Gostemos ou não, ostentar é humano e nada mais previsível do que a exibição da matéria

Que atire o primeiro diamante ou pedra quem nunca ostentou alguma coisa, mesmo que seja o sorriso invejável de quem não sente necessidade de ostentar nada. Gostemos ou não, ostentar é humano e, numa sociedade pautada por conquistas materiais, nada mais previsível do que a exibição da matéria, tanto que quando pensamos nesse assunto logo vem à cabeça pessoas exibindo bolsas, roupas e acessórios de marca.

Há quem prefira ostentar o que se conquista com o esforço físico, como os bíceps que rasgam as camisas ou as bundas petulantes de tão duras. O misantropo vai dizer que não ostenta nada, mas seu jeitão taciturno e seus possíveis andrajos não deixam de ostentar o seu desprezo pelo mundo. E olha eu aqui, escrevendo de moletom barato e bunda caída, mas me exibindo também: acabo de ser flagrada usando a palavra “andrajo”, numa manobra de vocabulário-ostentação.

Vá a uma festinha de escritores, como as tantas que eu frequento: você não vai ver uma única logomarca mas diversos pavões exibindo a cauda da erudição.
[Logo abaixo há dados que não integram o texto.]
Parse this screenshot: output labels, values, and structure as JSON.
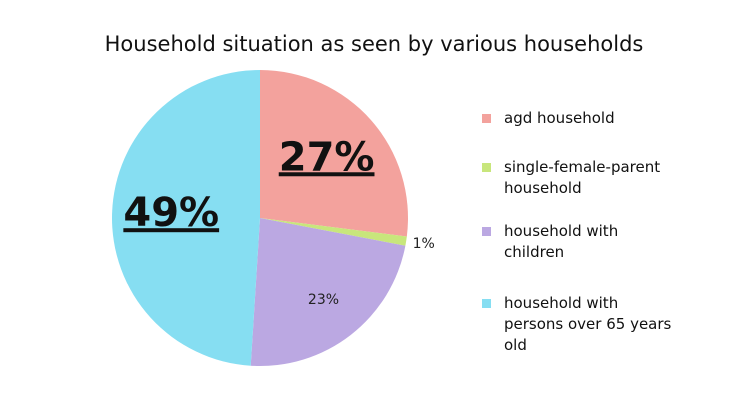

E mesmo um monge que acompanho, já tão liberto das armadilhas do ego, por vezes exibe uma expressão que não esconde a vaidade por sua própria libertação.

Se eu ostento, tu ostentas e elas e eles ostentam, qual o problema em conjugar esse verbo, além do desnude da nossa latente insegurança? O problema é o objeto. O que uma pessoa exibe diz muito sobre ela e o que uma sociedade costuma exibir diz muito sobre a sua época. A julgar por nossos penduricalhos, estamos feios na fotogenia.

Ainda há quem pise no acelerador do seu carrão a gasolina ou a diesel com o cotovelo para fora da janela, ostentando cilindradas e emitindo carbono como se não houvesse amanhã — e, nesse ritmo, talvez não haja mesmo. Ainda há quem se vanglorie de ter uma bolsa de dez salários mínimos ou um closet do tamanho de um apartamento.

Nossos ícones de consumo envelheceram mal, desconectados da realidade de um planeta em crise. Mas o pior mesmo é ostentar a falta de tempo. Quantas vezes você ouviu: não vou poder ir porque estou cheio de trabalho. Não posso falar agora porque estou na correria. Não consigo nem ler todas as mensagens. Por trás do lamento, muitas vezes é possível entrever o orgulho de ser requisitado, disputado, convocado a dar um pouco mais de si.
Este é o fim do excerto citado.